Il governo olandese ha convocato l’ambasciatore israeliano in seguito agli ultimi sviluppi a Gaza e ha annunciato che non permetterà l’ingresso nel Paese di due ministri israeliani, Smotrich e Ben-Gvir, dichiarandoli persone non gradite. La ministra degli Esteri Veldkamp ha inoltre inviato una lettera al parlamento per informare che l’Olanda sta esercitando pressione su Israele affinché rispetti il diritto umanitario internazionale, dopo aver discusso la questione anche con altri leader europei tra cui il cancelliere tedesco.
Tra le misure decise e comunicate pubblicamente ci sono importanti restrizioni sulle licenze di esportazione di armi verso Israele. Inoltre, la ministra Veldkamp ha annunciato un contributo straordinario di un milione e mezzo di euro alle Nazioni Unite e tre milioni di euro alla Croce Rossa per favorire l’arrivo di aiuti umanitari via terra nella Striscia di Gaza. L’Olanda continua anche a spingere a livello europeo perché venga sospesa la parte commerciale dell’accordo di partenariato UE-Israele.

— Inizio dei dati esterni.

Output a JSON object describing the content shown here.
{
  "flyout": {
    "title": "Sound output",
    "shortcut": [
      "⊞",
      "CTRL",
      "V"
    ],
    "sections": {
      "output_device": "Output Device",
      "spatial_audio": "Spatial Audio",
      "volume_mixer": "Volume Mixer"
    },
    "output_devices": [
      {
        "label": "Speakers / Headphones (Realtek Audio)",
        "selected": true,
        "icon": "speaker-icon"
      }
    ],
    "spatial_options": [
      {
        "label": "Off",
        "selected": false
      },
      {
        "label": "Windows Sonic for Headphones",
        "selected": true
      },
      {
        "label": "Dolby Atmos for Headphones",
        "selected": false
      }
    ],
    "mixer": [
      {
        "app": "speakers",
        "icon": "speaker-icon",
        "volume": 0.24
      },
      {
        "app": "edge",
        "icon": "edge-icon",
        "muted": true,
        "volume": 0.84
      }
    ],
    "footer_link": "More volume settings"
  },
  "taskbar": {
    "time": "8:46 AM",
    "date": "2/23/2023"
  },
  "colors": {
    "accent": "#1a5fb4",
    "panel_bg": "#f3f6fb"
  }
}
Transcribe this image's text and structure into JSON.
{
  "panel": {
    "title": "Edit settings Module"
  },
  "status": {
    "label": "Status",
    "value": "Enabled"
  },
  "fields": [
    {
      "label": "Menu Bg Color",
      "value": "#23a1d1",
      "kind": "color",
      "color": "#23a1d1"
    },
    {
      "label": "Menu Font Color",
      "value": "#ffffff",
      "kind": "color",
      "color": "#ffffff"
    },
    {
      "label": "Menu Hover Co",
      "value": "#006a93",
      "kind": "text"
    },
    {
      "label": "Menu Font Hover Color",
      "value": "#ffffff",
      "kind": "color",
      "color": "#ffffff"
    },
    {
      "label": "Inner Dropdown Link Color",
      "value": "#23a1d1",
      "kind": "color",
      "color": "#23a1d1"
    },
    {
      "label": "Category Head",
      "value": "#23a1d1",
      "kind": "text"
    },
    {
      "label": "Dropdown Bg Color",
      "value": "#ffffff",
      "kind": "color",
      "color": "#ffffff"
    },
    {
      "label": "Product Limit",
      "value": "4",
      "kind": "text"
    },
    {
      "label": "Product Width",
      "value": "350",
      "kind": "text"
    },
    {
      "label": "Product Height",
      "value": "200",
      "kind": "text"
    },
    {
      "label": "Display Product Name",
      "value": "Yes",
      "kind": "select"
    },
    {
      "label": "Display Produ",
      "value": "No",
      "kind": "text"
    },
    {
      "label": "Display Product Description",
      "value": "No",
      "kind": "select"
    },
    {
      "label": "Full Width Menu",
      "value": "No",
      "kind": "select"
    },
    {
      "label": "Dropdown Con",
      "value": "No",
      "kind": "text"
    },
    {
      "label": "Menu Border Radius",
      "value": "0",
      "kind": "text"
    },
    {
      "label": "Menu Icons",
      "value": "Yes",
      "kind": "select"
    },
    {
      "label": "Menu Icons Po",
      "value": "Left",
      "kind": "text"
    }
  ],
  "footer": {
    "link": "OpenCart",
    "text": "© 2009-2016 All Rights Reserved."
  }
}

Al termine di una riunione straordinaria al Catshuis, il premier Schoof ha dichiarato che il governo sta lavorando sia su iniziative autonome sia su ulteriori sanzioni in coordinamento con l’Unione Europea. Nel frattempo il presidente israeliano Herzog ha definito «un grave errore» la posizione dell’Olanda, ma ha sottolineato che gli sforzi umanitari verso Gaza continueranno. Domani è previsto un nuovo confronto sul futuro della cooperazione tra Israele e UE.